Cover of Dawn Star

Dawn Star

Graphic Novels · 184 pages · Published 2024-08-20 · Avg 3.7★ (6 reviews)

"Why is it—you feared nothing—so why am I the one trembling?" Poisoned by star-ink, Rhea Calloway drops to the iron deck. As the blade nears, Kael Oort snaps a meteor ampoule—an old Comet Ward antidote—and hauls her back to breath. In Port Azimuth, whispers of the Dawn Star sigil slip through alleys and stained glass.

Elsewhere, curator Yvonne Mirele's scheme to hush the quarter with the Grief Spire lighthouse falters when its lens shatters. Searching the final prism shard, she finds it in Rhea's berth beside a bloodied sextant; they crash amid torn charts and ink. At last her real face—kind smile masking living glass—shows. Can Rhea outrun the death-shadow, or will the Dawn Star rise over a city that never wakes?

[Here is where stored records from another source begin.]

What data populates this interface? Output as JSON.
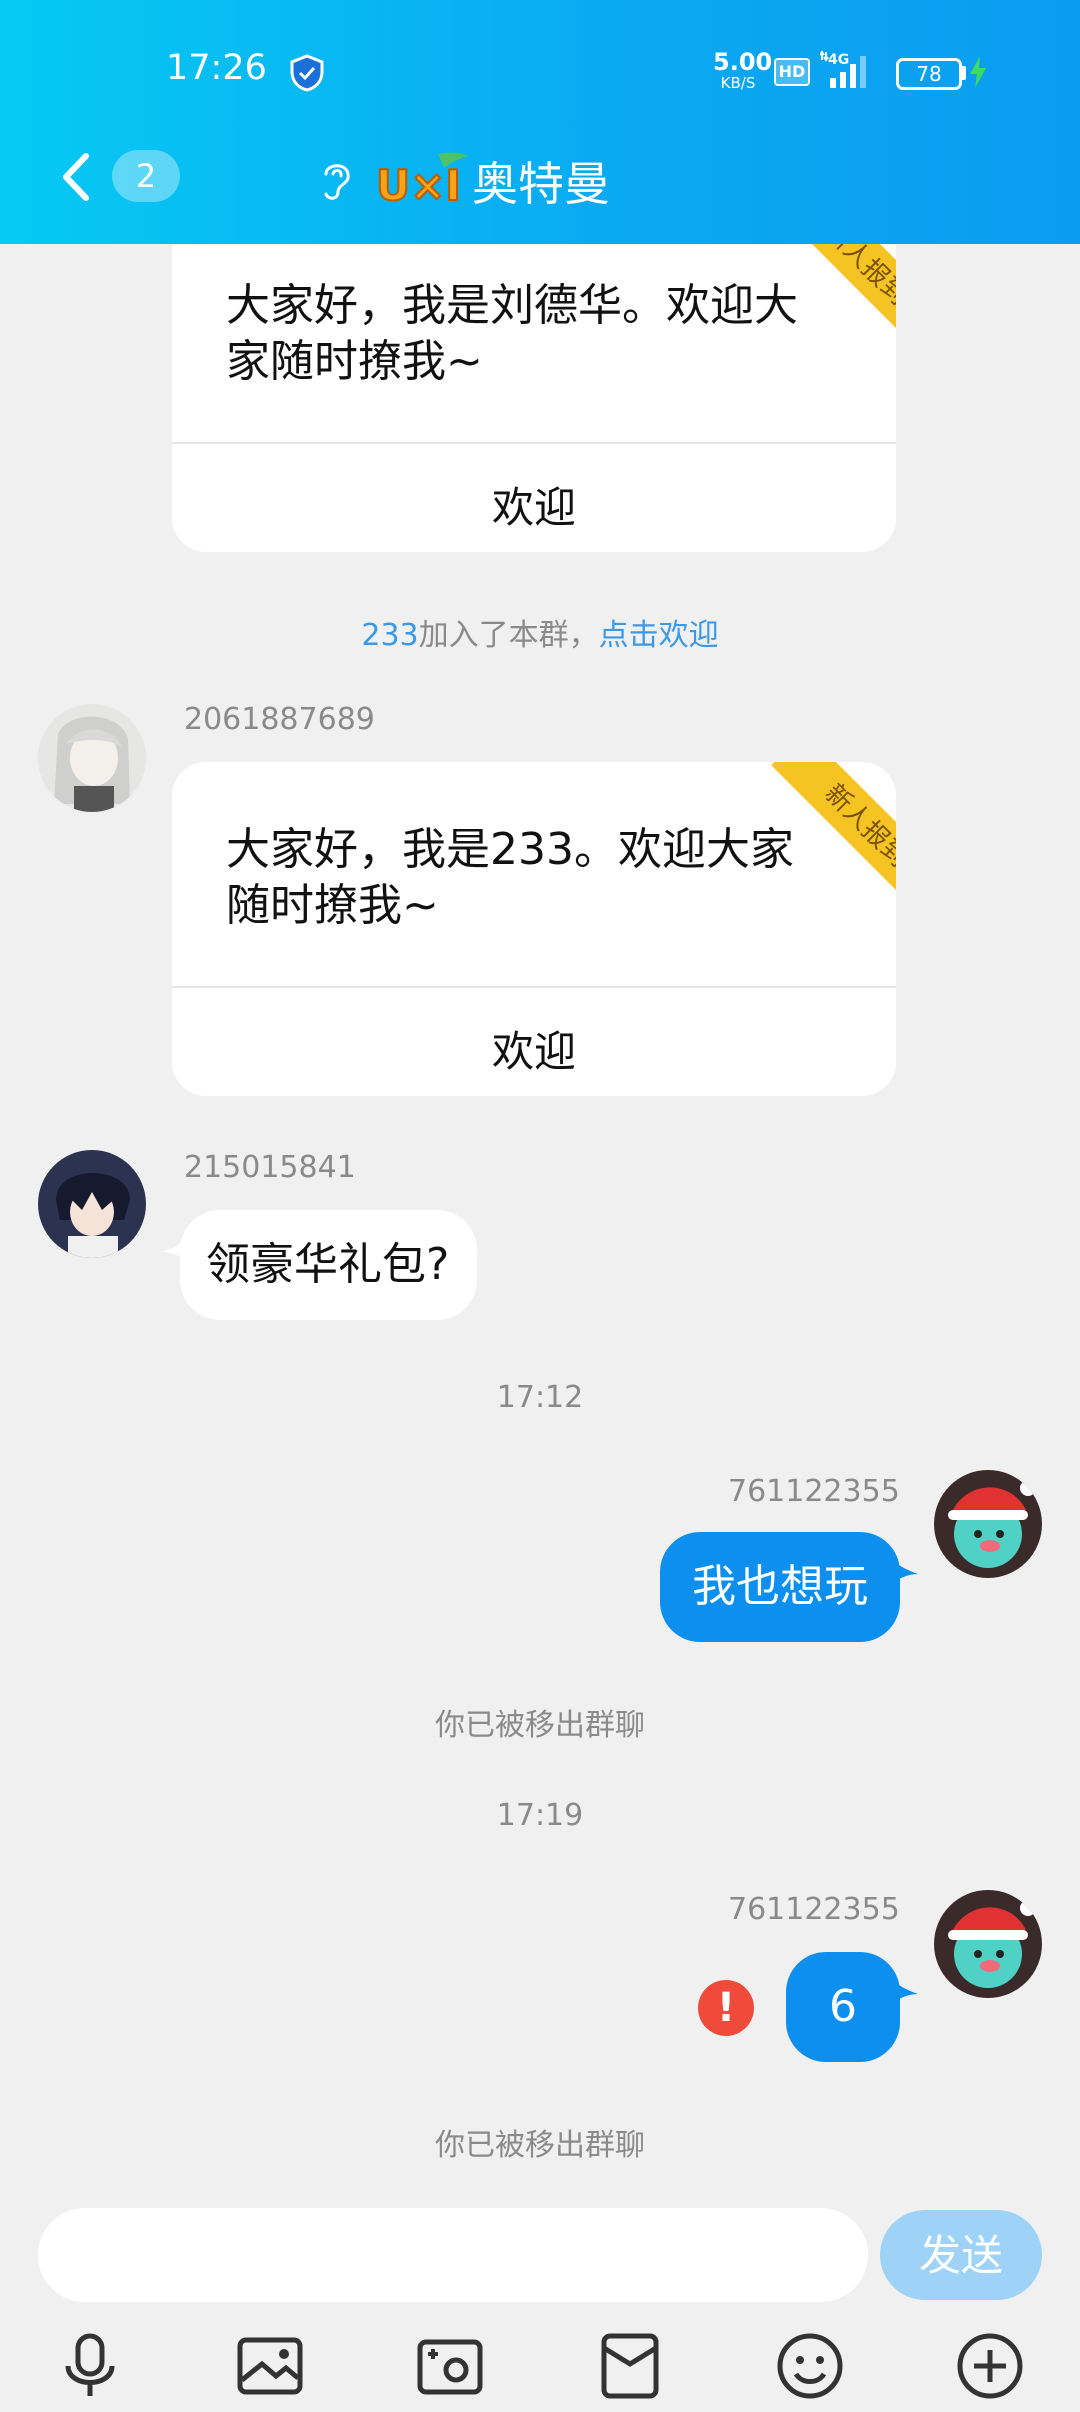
{
  "status_bar": {
    "time": "17:26",
    "net_speed_value": "5.00",
    "net_speed_unit": "KB/S",
    "hd": "HD",
    "network": "4G",
    "battery": "78"
  },
  "header": {
    "unread_count": "2",
    "logo_text": "U×I",
    "title": "奥特曼"
  },
  "messages": {
    "card1": {
      "text": "大家好，我是刘德华。欢迎大家随时撩我~",
      "ribbon": "新人报到",
      "button": "欢迎"
    },
    "join_notice": {
      "user": "233",
      "text": "加入了本群，",
      "link": "点击欢迎"
    },
    "card2": {
      "sender": "2061887689",
      "text": "大家好，我是233。欢迎大家随时撩我~",
      "ribbon": "新人报到",
      "button": "欢迎"
    },
    "msg3": {
      "sender": "215015841",
      "text": "领豪华礼包?"
    },
    "time1": "17:12",
    "msg4": {
      "sender": "761122355",
      "text": "我也想玩"
    },
    "removed1": "你已被移出群聊",
    "time2": "17:19",
    "msg5": {
      "sender": "761122355",
      "text": "6",
      "error_icon": "!"
    },
    "removed2": "你已被移出群聊"
  },
  "composer": {
    "placeholder": "",
    "send_label": "发送"
  },
  "toolbar_icons": [
    "microphone-icon",
    "image-icon",
    "camera-icon",
    "red-packet-icon",
    "emoji-icon",
    "plus-icon"
  ],
  "colors": {
    "header": "#0aaaf2",
    "outgoing_bubble": "#0d8ff0",
    "link": "#3a9ae8",
    "ribbon": "#f5c422",
    "error": "#f04a3a"
  }
}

Johnson, Svetlana (b. 1987, Riga) is a Latvian-American cartoonist and printmaker based in Seattle. She emigrated to the United States in 1998, studied illustration and printmaking at the Rhode Island School of Design (BFA, 2009), and apprenticed in letterpress at a neighborhood studio. Her work blends maritime folklore, urban noir, and speculative science, rendered in bold chiaroscuro, risograph textures, and scratchboard detail. She has exhibited at independent comics festivals across the Pacific Northwest and the UK and has taught community comics workshops since 2016.

Ratings & Reviews

Lucía Varela
2026-02-10

Arte hipnótico y una ciudad de vitrales y sombras, pero la historia se enreda lo justo para dejarme a medio camino.

Sanna Kovacs
2025-12-01

Skeptic's ledger

  • Iron-deck opening is clear, tactile
  • Middle stretch drifts before the prism shard reenters
  • Fight geography occasionally fuzzy
  • Whisper-lettering motif is great but overused by the end
Gareth Omondi
2025-08-09

Rhea's interiority hits hard in flashes. The tremor under her grit, the way she tracks rooms for exits, the tactile panic of star-ink in the lungs.

Kael reads steadier but thinner, a silhouette of loyalty more than a voice. Yvonne is fascinating yet remote, the "kind smile" mask doing heavy lifting while motivations blur at the edges. I wanted more small, ordinary dialogue between the storms to calibrate the big choices.

Priya Nandakumar
2025-03-22

As a worldbuilding feast, Port Azimuth is a sly triumph. Whispers thread through stained glass, the Dawn Star sigil flickers like a rumor that might be machinery, and the Grief Spire reads as civic myth disguised as infrastructure. The Comet Ward antidote sketches a half-forgotten maritime science that still saves lives, and the city's insomnia is not just mood but a pressure system for the plot. The stakes feel cosmological yet close to skin, which is exactly where this kind of graphic novel thrives.

Elliot Serano
2024-11-15

Formally sharp. Panel geometry echoes the nautical hardware, and the gutters do that subtle time dilation during the meteor ampoule moment.

Lettering leans clean and unfussy to balance dense texture, while the color script rides comet blues against tar-black star-ink; one mid-book chase feels boxy; a few panels choke the momentum. But the last sequence lets pages breathe, and the rhythm lands with a resonant hush.

Marin Cho
2024-09-02

I am dazzled. Dawn Star sets its compass by grief and wonder and then sails straight into the dark, lanterns burning.

The book keeps turning one question in the light: "you feared nothing... so why am I the one trembling?" Every scene refracts it, from the iron deck to the shivering glass of the lighthouse lens. Courage is not a pose here. It is a bruise, a vow, a hand held out anyway.

The visual motifs thrum. Star-ink stains like night made liquid. Stained glass throws soft cathedrals over alley mud. When the lens shatters, it is not just plot but philosophy, a refusal to let a single story hush a quarter of the city.

I loved the moral angles carved into faces. A kind smile that might be living glass. A friend breaking an old ampoule because sometimes tradition is the only rope left. Survival is not clean, and the book never pretends it is.

I finished breathless, grateful, and a little haunted. Give me more cities that refuse to wake, more sigils that choose their keepers, more art that hums like distant bells!